At Motherlode, her ten distinct brands operate with a high degree of autonomy. Steele empowers her managers to make decisions for their markets, trusting them to know their communities best. It’s not a top-down empire; it’s a culture of trust and support. Leo French, founder of Mother Lode Holding Company stood by his philosophy to “hire great people and get the hell out of their way.” Steele, her MLHC President, Darrick Blatnick and their leadership team continue this approach with MLHC 52 years later.
She applies the same philosophy to technology. Steele has little patience for what she calls “shiny object syndrome.” Her test for every new tool is disarmingly simple: Will this change the client or employee’s life? If the answer is no, she’s not interested. For her, innovation only matters when it enhances human experience.
A Culture of Celebration and Service
Steele’s focus on people starts with her own teams. “Happy people create happy customers,” she says. She encourages employees to find their niche, whether luxury homes or first-time buyers, and reminds them that true service isn’t about buying lunch, it’s about being there when the client needs you most.
Nowhere is her people-first philosophy clearer than Motherlode’s annual all-company kickoff. What started in a living room with five employees has grown into an event that draws over 600 people from 89 branches on a Saturday morning in downtown Sacramento. It isn’t a corporate meeting; it’s a celebration, a pep rally. Steele and her executives perform skits, spoof pop culture, and poke fun at themselves. One year, she staged a parody of The Bachelorette set in the title industry.

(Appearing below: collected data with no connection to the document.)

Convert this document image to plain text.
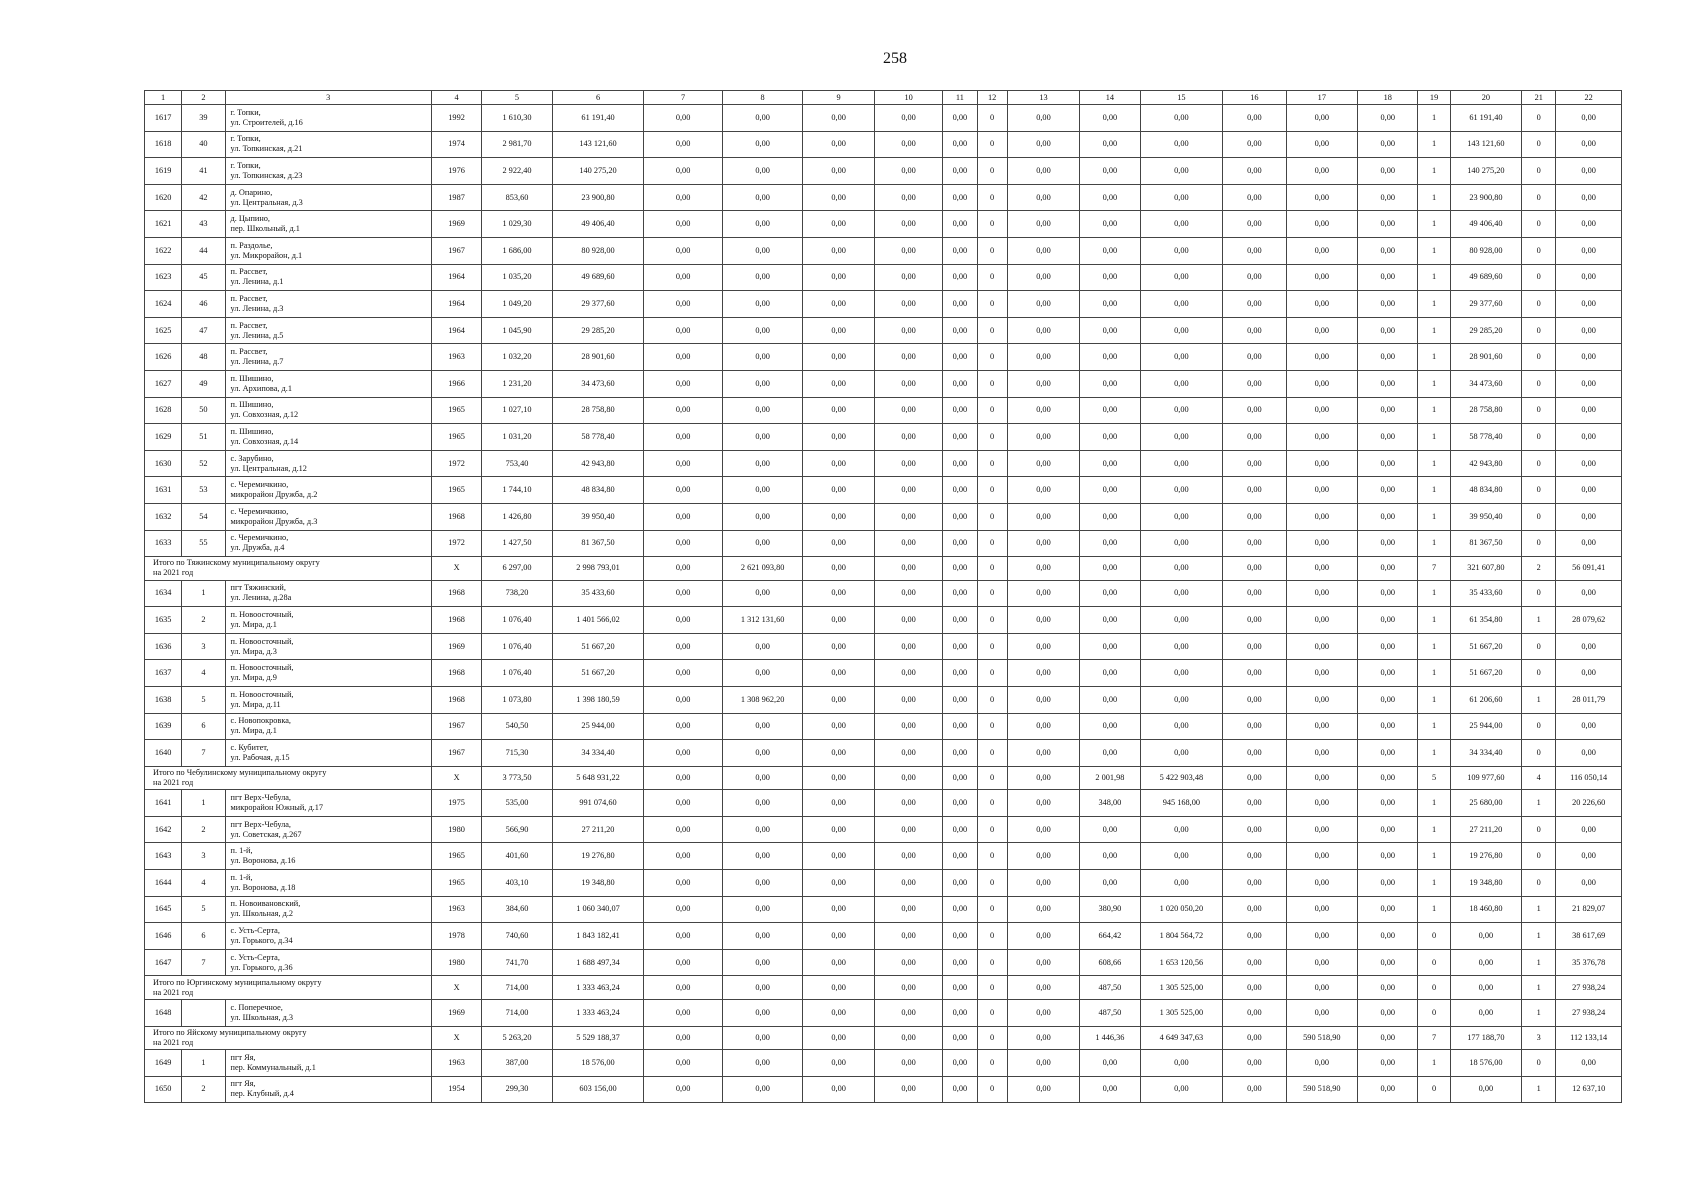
258
1	2	3	4	5	6	7	8	9	10	11	12	13	14	15	16	17	18	19	20	21	22
1617	39	г. Топки,
ул. Строителей, д.16	1992	1 610,30	61 191,40	0,00	0,00	0,00	0,00	0,00	0	0,00	0,00	0,00	0,00	0,00	0,00	1	61 191,40	0	0,00
1618	40	г. Топки,
ул. Топкинская, д.21	1974	2 981,70	143 121,60	0,00	0,00	0,00	0,00	0,00	0	0,00	0,00	0,00	0,00	0,00	0,00	1	143 121,60	0	0,00
1619	41	г. Топки,
ул. Топкинская, д.23	1976	2 922,40	140 275,20	0,00	0,00	0,00	0,00	0,00	0	0,00	0,00	0,00	0,00	0,00	0,00	1	140 275,20	0	0,00
1620	42	д. Опарино,
ул. Центральная, д.3	1987	853,60	23 900,80	0,00	0,00	0,00	0,00	0,00	0	0,00	0,00	0,00	0,00	0,00	0,00	1	23 900,80	0	0,00
1621	43	д. Цыпино,
пер. Школьный, д.1	1969	1 029,30	49 406,40	0,00	0,00	0,00	0,00	0,00	0	0,00	0,00	0,00	0,00	0,00	0,00	1	49 406,40	0	0,00
1622	44	п. Раздолье,
ул. Микрорайон, д.1	1967	1 686,00	80 928,00	0,00	0,00	0,00	0,00	0,00	0	0,00	0,00	0,00	0,00	0,00	0,00	1	80 928,00	0	0,00
1623	45	п. Рассвет,
ул. Ленина, д.1	1964	1 035,20	49 689,60	0,00	0,00	0,00	0,00	0,00	0	0,00	0,00	0,00	0,00	0,00	0,00	1	49 689,60	0	0,00
1624	46	п. Рассвет,
ул. Ленина, д.3	1964	1 049,20	29 377,60	0,00	0,00	0,00	0,00	0,00	0	0,00	0,00	0,00	0,00	0,00	0,00	1	29 377,60	0	0,00
1625	47	п. Рассвет,
ул. Ленина, д.5	1964	1 045,90	29 285,20	0,00	0,00	0,00	0,00	0,00	0	0,00	0,00	0,00	0,00	0,00	0,00	1	29 285,20	0	0,00
1626	48	п. Рассвет,
ул. Ленина, д.7	1963	1 032,20	28 901,60	0,00	0,00	0,00	0,00	0,00	0	0,00	0,00	0,00	0,00	0,00	0,00	1	28 901,60	0	0,00
1627	49	п. Шишино,
ул. Архипова, д.1	1966	1 231,20	34 473,60	0,00	0,00	0,00	0,00	0,00	0	0,00	0,00	0,00	0,00	0,00	0,00	1	34 473,60	0	0,00
1628	50	п. Шишино,
ул. Совхозная, д.12	1965	1 027,10	28 758,80	0,00	0,00	0,00	0,00	0,00	0	0,00	0,00	0,00	0,00	0,00	0,00	1	28 758,80	0	0,00
1629	51	п. Шишино,
ул. Совхозная, д.14	1965	1 031,20	58 778,40	0,00	0,00	0,00	0,00	0,00	0	0,00	0,00	0,00	0,00	0,00	0,00	1	58 778,40	0	0,00
1630	52	с. Зарубино,
ул. Центральная, д.12	1972	753,40	42 943,80	0,00	0,00	0,00	0,00	0,00	0	0,00	0,00	0,00	0,00	0,00	0,00	1	42 943,80	0	0,00
1631	53	с. Черемичкино,
микрорайон Дружба, д.2	1965	1 744,10	48 834,80	0,00	0,00	0,00	0,00	0,00	0	0,00	0,00	0,00	0,00	0,00	0,00	1	48 834,80	0	0,00
1632	54	с. Черемичкино,
микрорайон Дружба, д.3	1968	1 426,80	39 950,40	0,00	0,00	0,00	0,00	0,00	0	0,00	0,00	0,00	0,00	0,00	0,00	1	39 950,40	0	0,00
1633	55	с. Черемичкино,
ул. Дружба, д.4	1972	1 427,50	81 367,50	0,00	0,00	0,00	0,00	0,00	0	0,00	0,00	0,00	0,00	0,00	0,00	1	81 367,50	0	0,00
Итого по Тяжинскому муниципальному округу
на 2021 год			X	6 297,00	2 998 793,01	0,00	2 621 093,80	0,00	0,00	0,00	0	0,00	0,00	0,00	0,00	0,00	0,00	7	321 607,80	2	56 091,41
1634	1	пгт Тяжинский,
ул. Ленина, д.28а	1968	738,20	35 433,60	0,00	0,00	0,00	0,00	0,00	0	0,00	0,00	0,00	0,00	0,00	0,00	1	35 433,60	0	0,00
1635	2	п. Новоосточный,
ул. Мира, д.1	1968	1 076,40	1 401 566,02	0,00	1 312 131,60	0,00	0,00	0,00	0	0,00	0,00	0,00	0,00	0,00	0,00	1	61 354,80	1	28 079,62
1636	3	п. Новоосточный,
ул. Мира, д.3	1969	1 076,40	51 667,20	0,00	0,00	0,00	0,00	0,00	0	0,00	0,00	0,00	0,00	0,00	0,00	1	51 667,20	0	0,00
1637	4	п. Новоосточный,
ул. Мира, д.9	1968	1 076,40	51 667,20	0,00	0,00	0,00	0,00	0,00	0	0,00	0,00	0,00	0,00	0,00	0,00	1	51 667,20	0	0,00
1638	5	п. Новоосточный,
ул. Мира, д.11	1968	1 073,80	1 398 180,59	0,00	1 308 962,20	0,00	0,00	0,00	0	0,00	0,00	0,00	0,00	0,00	0,00	1	61 206,60	1	28 011,79
1639	6	с. Новопокровка,
ул. Мира, д.1	1967	540,50	25 944,00	0,00	0,00	0,00	0,00	0,00	0	0,00	0,00	0,00	0,00	0,00	0,00	1	25 944,00	0	0,00
1640	7	с. Кубитет,
ул. Рабочая, д.15	1967	715,30	34 334,40	0,00	0,00	0,00	0,00	0,00	0	0,00	0,00	0,00	0,00	0,00	0,00	1	34 334,40	0	0,00
Итого по Чебулинскому муниципальному округу
на 2021 год			X	3 773,50	5 648 931,22	0,00	0,00	0,00	0,00	0,00	0	0,00	2 001,98	5 422 903,48	0,00	0,00	0,00	5	109 977,60	4	116 050,14
1641	1	пгт Верх-Чебула,
микрорайон Южный, д.17	1975	535,00	991 074,60	0,00	0,00	0,00	0,00	0,00	0	0,00	348,00	945 168,00	0,00	0,00	0,00	1	25 680,00	1	20 226,60
1642	2	пгт Верх-Чебула,
ул. Советская, д.267	1980	566,90	27 211,20	0,00	0,00	0,00	0,00	0,00	0	0,00	0,00	0,00	0,00	0,00	0,00	1	27 211,20	0	0,00
1643	3	п. 1-й,
ул. Воронова, д.16	1965	401,60	19 276,80	0,00	0,00	0,00	0,00	0,00	0	0,00	0,00	0,00	0,00	0,00	0,00	1	19 276,80	0	0,00
1644	4	п. 1-й,
ул. Воронова, д.18	1965	403,10	19 348,80	0,00	0,00	0,00	0,00	0,00	0	0,00	0,00	0,00	0,00	0,00	0,00	1	19 348,80	0	0,00
1645	5	п. Новоивановский,
ул. Школьная, д.2	1963	384,60	1 060 340,07	0,00	0,00	0,00	0,00	0,00	0	0,00	380,90	1 020 050,20	0,00	0,00	0,00	1	18 460,80	1	21 829,07
1646	6	с. Усть-Серта,
ул. Горького, д.34	1978	740,60	1 843 182,41	0,00	0,00	0,00	0,00	0,00	0	0,00	664,42	1 804 564,72	0,00	0,00	0,00	0	0,00	1	38 617,69
1647	7	с. Усть-Серта,
ул. Горького, д.36	1980	741,70	1 688 497,34	0,00	0,00	0,00	0,00	0,00	0	0,00	608,66	1 653 120,56	0,00	0,00	0,00	0	0,00	1	35 376,78
Итого по Юргинскому муниципальному округу
на 2021 год			X	714,00	1 333 463,24	0,00	0,00	0,00	0,00	0,00	0	0,00	487,50	1 305 525,00	0,00	0,00	0,00	0	0,00	1	27 938,24
1648		с. Поперечное,
ул. Школьная, д.3	1969	714,00	1 333 463,24	0,00	0,00	0,00	0,00	0,00	0	0,00	487,50	1 305 525,00	0,00	0,00	0,00	0	0,00	1	27 938,24
Итого по Яйскому муниципальному округу
на 2021 год			X	5 263,20	5 529 188,37	0,00	0,00	0,00	0,00	0,00	0	0,00	1 446,36	4 649 347,63	0,00	590 518,90	0,00	7	177 188,70	3	112 133,14
1649	1	пгт Яя,
пер. Коммунальный, д.1	1963	387,00	18 576,00	0,00	0,00	0,00	0,00	0,00	0	0,00	0,00	0,00	0,00	0,00	0,00	1	18 576,00	0	0,00
1650	2	пгт Яя,
пер. Клубный, д.4	1954	299,30	603 156,00	0,00	0,00	0,00	0,00	0,00	0	0,00	0,00	0,00	0,00	590 518,90	0,00	0	0,00	1	12 637,10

It’s fun, it’s a little irreverent, and it reflects her belief that connection and joy are more critical to culture than metrics.
Amid the laughter, she challenges everyone with a deceptively simple exercise: Think of the three best experiences you’ve had with businesses… now mirror those. In Steele’s view, extraordinary service isn’t complicated. It’s about seeing people, remembering how you want to be treated, and treat your clients in that very same way.
The Vintner and Faith of 44
When she’s not leading one of the largest title agencies in the country, Steele is at her ranch in Lodi. She grows 30 acres of Cabernet Sauvignon and Syrah grapes. She shares her life there with her significant other, Giovanni Principi, a professional equestrian, along with their horses and a mini donkey named Louie. It’s a place of rest, renewal, and perspective. A place where her children and grandchildren enjoy gathering and enjoying family experiences.
A place of profound personal meaning. The ranch is named Faith of 44, a tribute to her late daughter Taylor, a gifted soccer player who wore the number 44 and passed away from ovarian cancer at just 17. The number marks the gates and the barn doors, a reminder that resilience and faith live at the center of Steele’s life and leadership.
“I always hope that I can carry on the same faith that she had in people and in life,” Steele says. It’s a quiet statement, but one that reveals her heart: at every level, it comes back to people — believing in them, lifting them up, and carrying that faith forward.
For Steele, leadership has never just been about strategy or scale. It’s about carrying forward the faith her daughter embodied, cultivating the resilience of her people, and remembering that every success begins and ends with love — for the work, for the customer, and for each other. From wine country with love, that’s the heart of Lisa Steele’s empire.